Chicken Potpie

Chicken Potpie

Photo by Storie


  • Prep Time

    minutes

  • Total Time

    minutes

  • Servings

    servings


Ingredients

  • 2 c low sodium chicken stock

  • 1 c whole milk

  • 2 Tbs butter

  • 2 onions, finely chopped

  • 2 carrots, diced

  • 3 celery stalks, diced

  • 3 cloves garlic, minced

  • Salt and Pepper

  • 1 c frozen peas

  • 1 c frozen corn kernels

  • 2 c cooked chicken, cut into small chunks

  • ¼ c plus 1 Tbs all-purpose flour

  • Fresh thyme leaves

  • Single crust pastry dough

  • 1 egg

Directions

Pour the chicken stock and milk into a saucepan. Simmer over medium-low heat. Cover and keep warm. Melt butter in a dutch oven over medium-high heat. Add onions, carrots, celery, and garlic and sauté until vegetables are soft. Season with salt and pepper. Add the peas and corn and cook another 2 minutes. Stir in the chicken. Sprinkle the flour over the chicken mixture and stir until combined. Pour in the chicken stock mixture and keep stirring until the flour has dissolved. Place the mixture into a 2 quart casserole or individual casseroles.
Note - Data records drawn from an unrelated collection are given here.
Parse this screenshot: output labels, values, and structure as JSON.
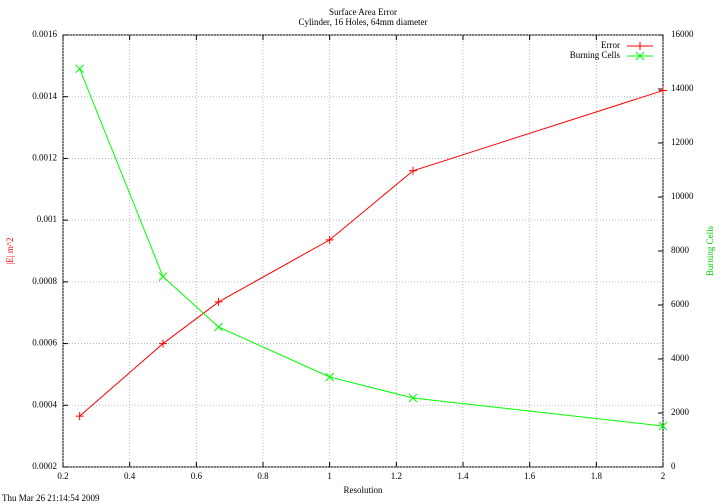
{
  "chart_data": {
    "type": "line",
    "title": "Surface Area Error",
    "subtitle": "Cylinder, 16 Holes, 64mm diameter",
    "x_label": "Resolution",
    "y_label": "|E| m^2",
    "y2_label": "Burning Cells",
    "timestamp": "Thu Mar 26 21:14:54 2009",
    "x": [
      0.25,
      0.5,
      0.6667,
      1,
      1.25,
      2
    ],
    "series": [
      {
        "name": "Error",
        "color": "#ff0000",
        "marker": "plus",
        "values": [
          0.000365,
          0.0006,
          0.000735,
          0.000936,
          0.00116,
          0.00142
        ]
      },
      {
        "name": "Burning Cells",
        "color": "#00ff00",
        "marker": "cross",
        "axis": "y2",
        "values": [
          14750,
          7050,
          5185,
          3333,
          2555,
          1520
        ]
      }
    ],
    "xlim": [
      0.2,
      2
    ],
    "xticks": [
      0.2,
      0.4,
      0.6,
      0.8,
      1,
      1.2,
      1.4,
      1.6,
      1.8,
      2
    ],
    "ylim": [
      0.0002,
      0.0016
    ],
    "yticks": [
      0.0002,
      0.0004,
      0.0006,
      0.0008,
      0.001,
      0.0012,
      0.0014,
      0.0016
    ],
    "y2lim": [
      0,
      16000
    ],
    "y2ticks": [
      0,
      2000,
      4000,
      6000,
      8000,
      10000,
      12000,
      14000,
      16000
    ],
    "grid": true,
    "legend": "top-right"
  }
}
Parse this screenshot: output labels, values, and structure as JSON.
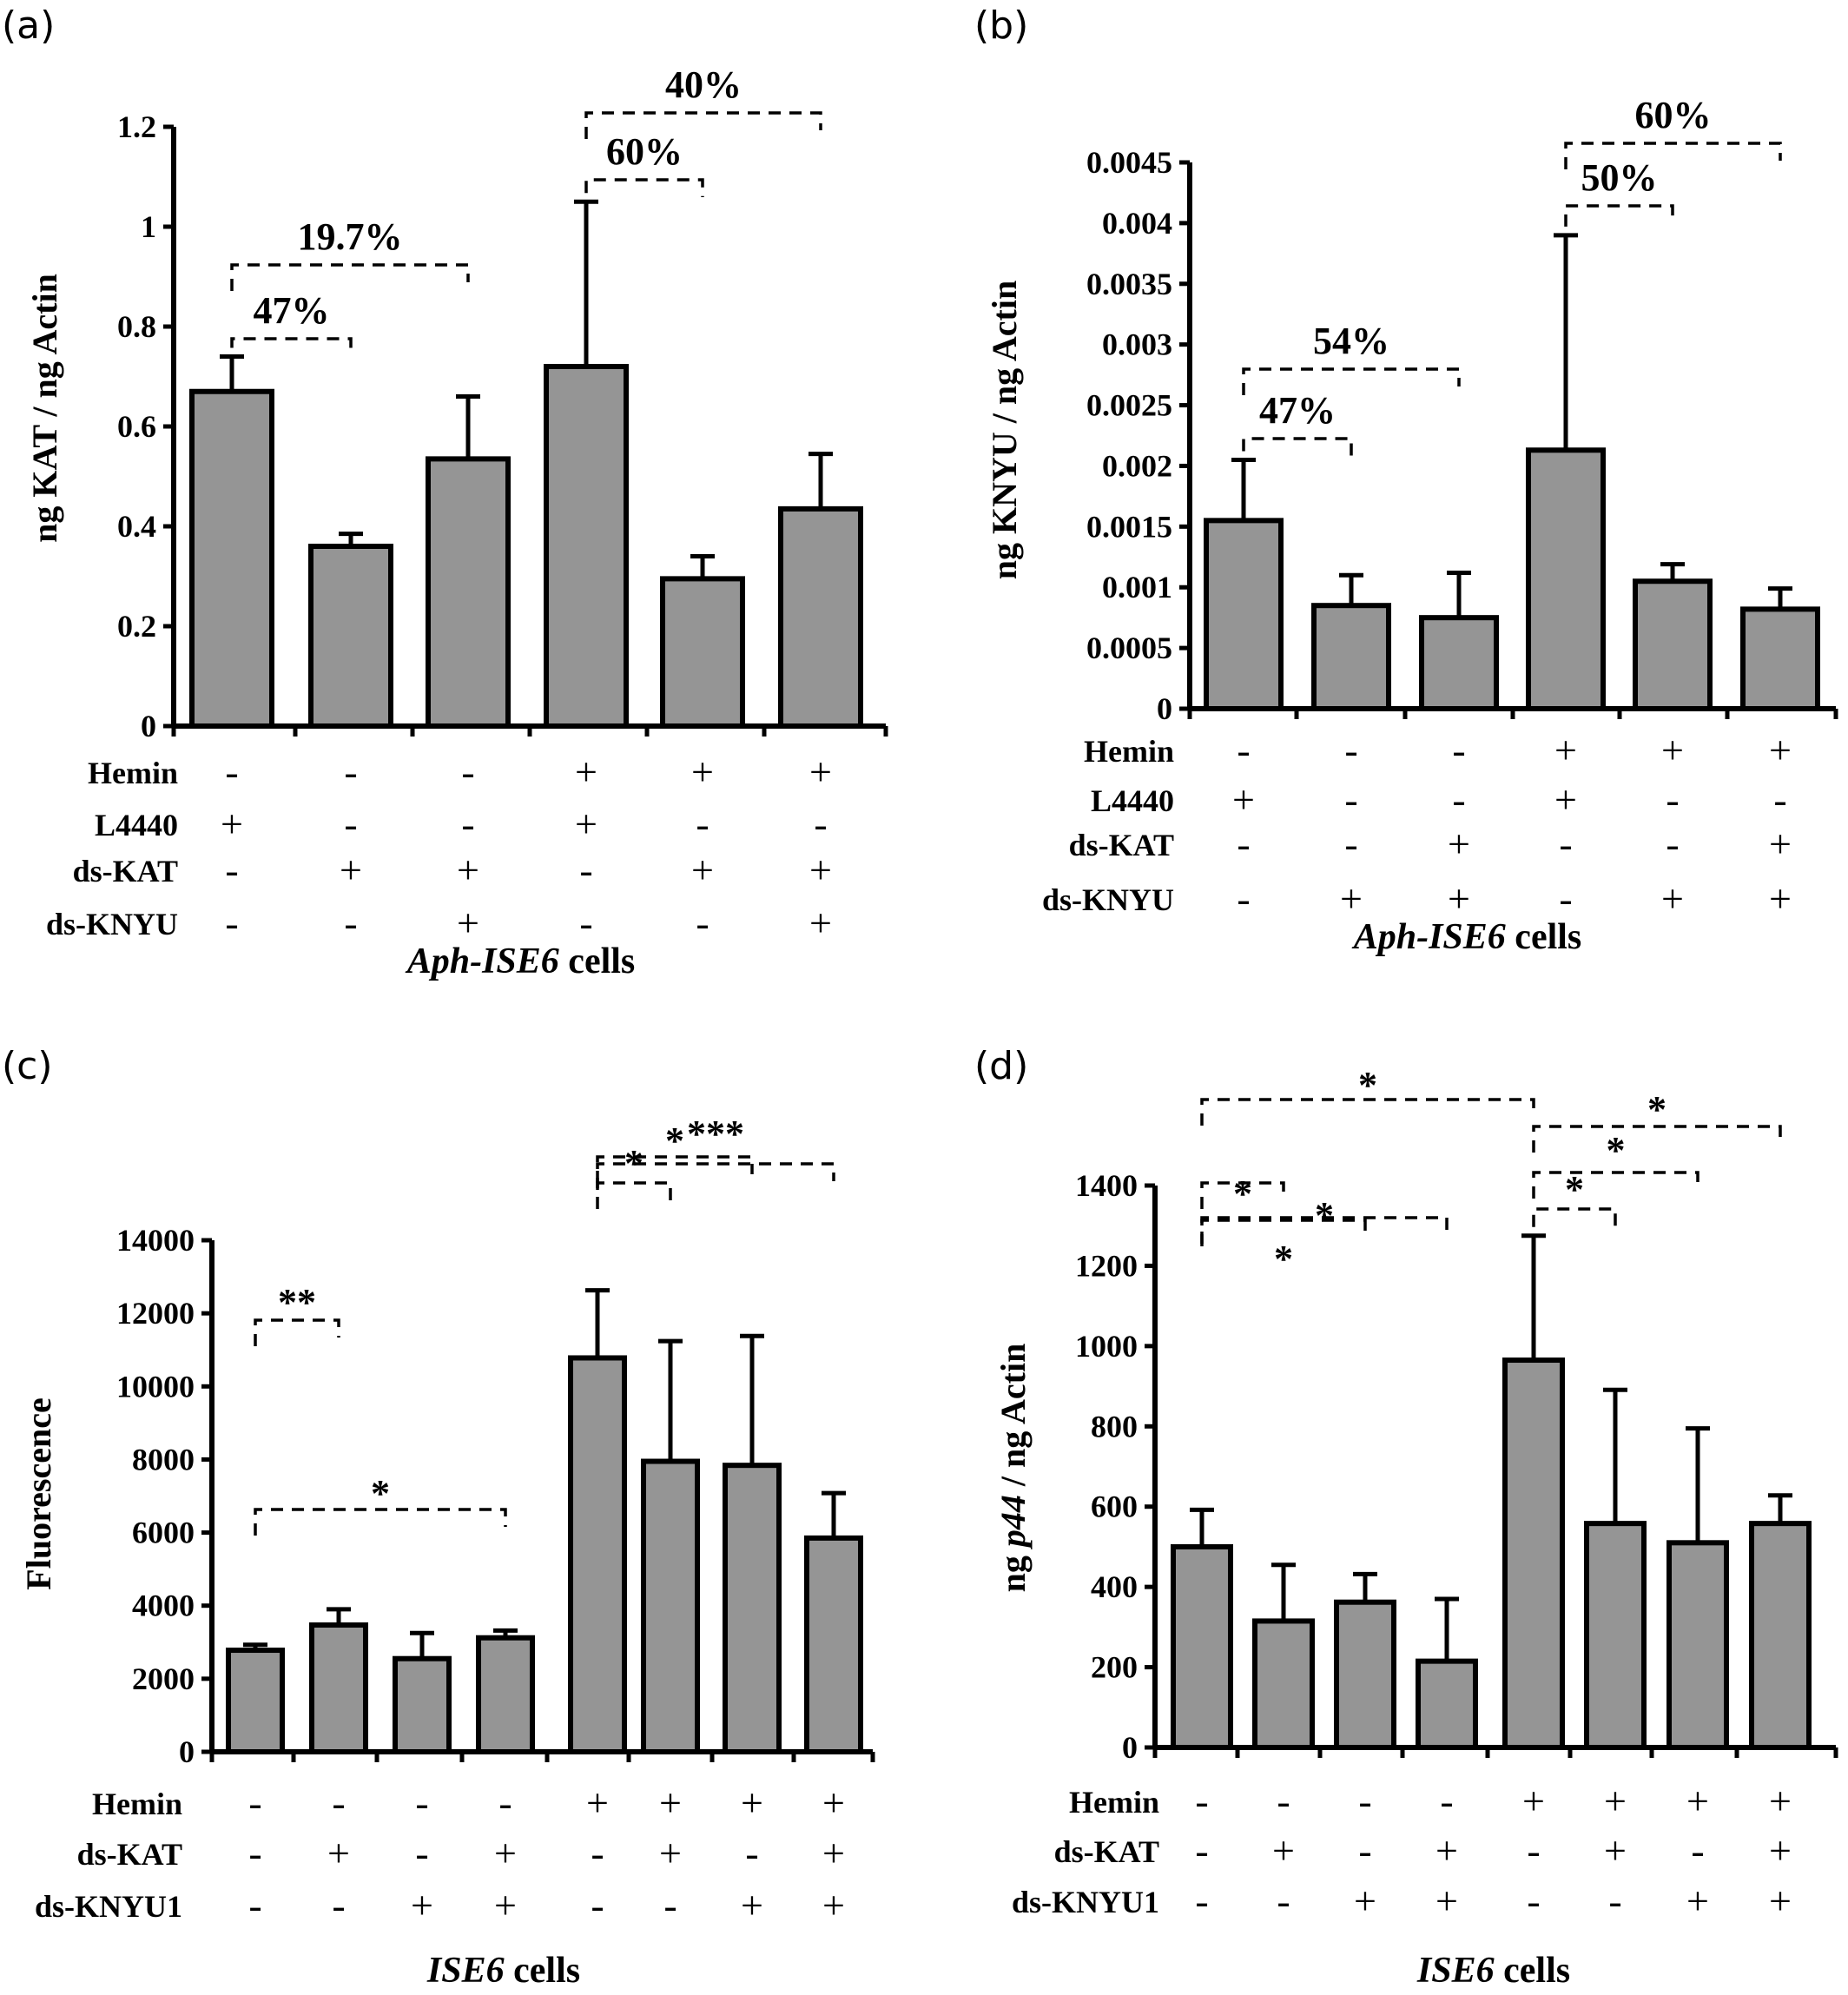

Sprinkle thyme leaves over the top. Roll out pastry dough and cover the casserole dish(es). Crimp to seal the edges. Beat the egg with a little bit of water in a small bowl. Brush the egg wash over the pastry dough. Bake in a 375 degree oven for about 20 minutes, or until crust is golden brown. Garnish with some thyme sprigs. Let cool for 15 minutes before serving.